Moss Grass: Grow It or Get Rid of It?
Depending on your outlook, moss grass is either a worthy alternative to turf grass or a nuisance. Here's how to approach it from both points of view.
Image Credits:Khoirun Niam / Getty Images
Everything You’ll Ever Need to Know About Moss Grass
Whether you’re for it or against it, here’s how to approach moss grass.
What is Moss Grass?
Moss grass is a low-maintenance ground cover that can be grown as an alternative to grass. Moss is a green, nonflowering plant with more than 9,000 species.
What Does Moss Grass Look Like?
Moss grass is usually, but not always, green.
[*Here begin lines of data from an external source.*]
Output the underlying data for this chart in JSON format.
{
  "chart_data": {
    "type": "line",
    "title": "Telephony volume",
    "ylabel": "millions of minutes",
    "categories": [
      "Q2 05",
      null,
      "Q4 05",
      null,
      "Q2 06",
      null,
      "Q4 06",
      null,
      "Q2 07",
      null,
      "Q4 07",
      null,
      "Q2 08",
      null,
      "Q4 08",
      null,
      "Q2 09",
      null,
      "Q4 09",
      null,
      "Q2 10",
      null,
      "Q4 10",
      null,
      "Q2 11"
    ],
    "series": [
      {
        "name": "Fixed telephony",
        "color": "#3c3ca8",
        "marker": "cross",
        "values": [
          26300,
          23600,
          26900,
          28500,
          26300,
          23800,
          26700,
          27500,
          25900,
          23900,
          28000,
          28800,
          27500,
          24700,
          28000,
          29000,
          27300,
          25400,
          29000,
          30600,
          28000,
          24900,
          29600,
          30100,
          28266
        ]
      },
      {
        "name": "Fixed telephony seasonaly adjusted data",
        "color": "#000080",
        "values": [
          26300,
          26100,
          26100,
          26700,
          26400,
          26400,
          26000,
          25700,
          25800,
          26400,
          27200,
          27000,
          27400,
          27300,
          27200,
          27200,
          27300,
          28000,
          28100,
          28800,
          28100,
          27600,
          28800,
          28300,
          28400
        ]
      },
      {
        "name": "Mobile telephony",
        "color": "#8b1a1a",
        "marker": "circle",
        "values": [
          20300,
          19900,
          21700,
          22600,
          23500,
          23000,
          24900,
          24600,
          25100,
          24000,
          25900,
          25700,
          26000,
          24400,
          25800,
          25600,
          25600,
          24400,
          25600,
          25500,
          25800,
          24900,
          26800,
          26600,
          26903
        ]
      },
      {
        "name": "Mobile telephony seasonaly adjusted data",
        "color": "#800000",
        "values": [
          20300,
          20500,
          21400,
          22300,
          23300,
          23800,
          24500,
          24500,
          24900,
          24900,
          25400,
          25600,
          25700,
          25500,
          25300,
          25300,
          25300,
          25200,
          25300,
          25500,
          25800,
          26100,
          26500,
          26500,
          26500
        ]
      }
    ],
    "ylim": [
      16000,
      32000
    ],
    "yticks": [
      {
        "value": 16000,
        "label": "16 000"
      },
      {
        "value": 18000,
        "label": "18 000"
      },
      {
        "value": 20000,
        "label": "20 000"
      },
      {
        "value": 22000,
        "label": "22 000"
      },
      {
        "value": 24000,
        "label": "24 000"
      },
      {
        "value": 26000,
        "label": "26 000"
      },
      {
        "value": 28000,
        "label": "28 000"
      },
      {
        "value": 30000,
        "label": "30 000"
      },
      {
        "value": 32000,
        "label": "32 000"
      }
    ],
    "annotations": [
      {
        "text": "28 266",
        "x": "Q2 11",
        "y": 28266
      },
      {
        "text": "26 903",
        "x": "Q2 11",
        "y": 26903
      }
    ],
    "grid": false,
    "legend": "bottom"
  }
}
It is soft and appears as a dense, low-lying mat.
Pros of Moss Grass
Easy to plant;
Can survive in many environments;
Can go a long time without water;
Does not require mowing;
Environmentally friendly because there’s no need to fertilize or water often;
Repels weeds thanks to its natural density;
Can grow in poor quality soil;
Many varieties to choose from.
Cons of Moss Grass
Most varieties require at least part shade;
Leaves and debris need to be removed;
Could lower your home’s resale value because most buyers favor conventional turf grass;
Can look matted after heavy foot traffic;
Dogs and other pets can tear it with their claws.
How to Grow Moss Grass
Moss prefers acidic soil, so your first step is to perform a soil test. It needs a pH of around 5.5. A higher pH can be corrected by adding sulfur.
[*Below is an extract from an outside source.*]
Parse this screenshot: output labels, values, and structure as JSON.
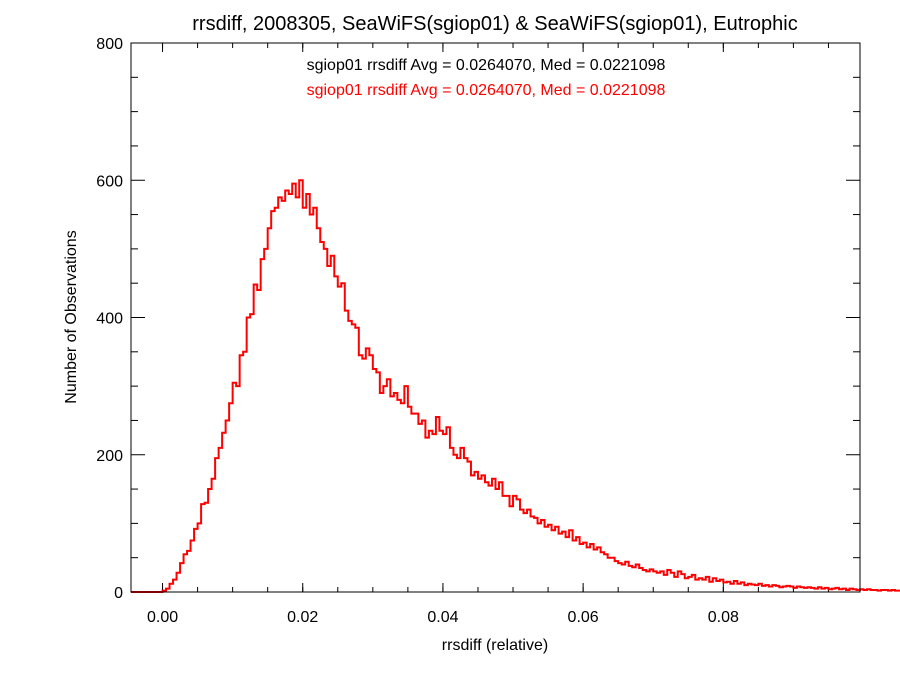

Next, you’ll need to remove the current lawn covering as well as any other plants. Thoroughly rake the area so it’s free of debris.
Avoid sourcing your moss from the natural environment; it disrupts the ecosystem where the moss is growing. Instead, visit a nursery or work with a lawn care professional to select an appropriate moss. Mosses native to your region have the best chance of thriving. Moss grows in pretty much every part of the United States, including deserts and mountains.
Expect moss grass to cost $4 to $10 per square foot, depending on the variety. That’s more than professionally installed sod, which costs about $1 to $2 per square foot. But keep in mind that moss will save you big bucks on water over the years.
To transplant the moss, moisten the soil before placing the moss over it. Walk on the moss and mist it daily. It will eventually establish itself and reproduce.
How to Get Rid of Moss Grass
If you view moss as a nuisance rather than something to be cultivated, it’s not hard to remove.
Chris Lemcke, national technical director at Weed Man, recommends using a product containing iron such as Lilly Miller Moss Out for Lawns. “Once it turns the moss black, you can rake out the dead moss and reseed the area,” he says.
How to Prevent Moss Grass from Growing Back
Lemcke says the best defense against recurring moss is a healthy lawn. “Overseed the area where you removed the moss,” he says. “Moss has less of a chance of establishing itself in a thick, grassy lawn.”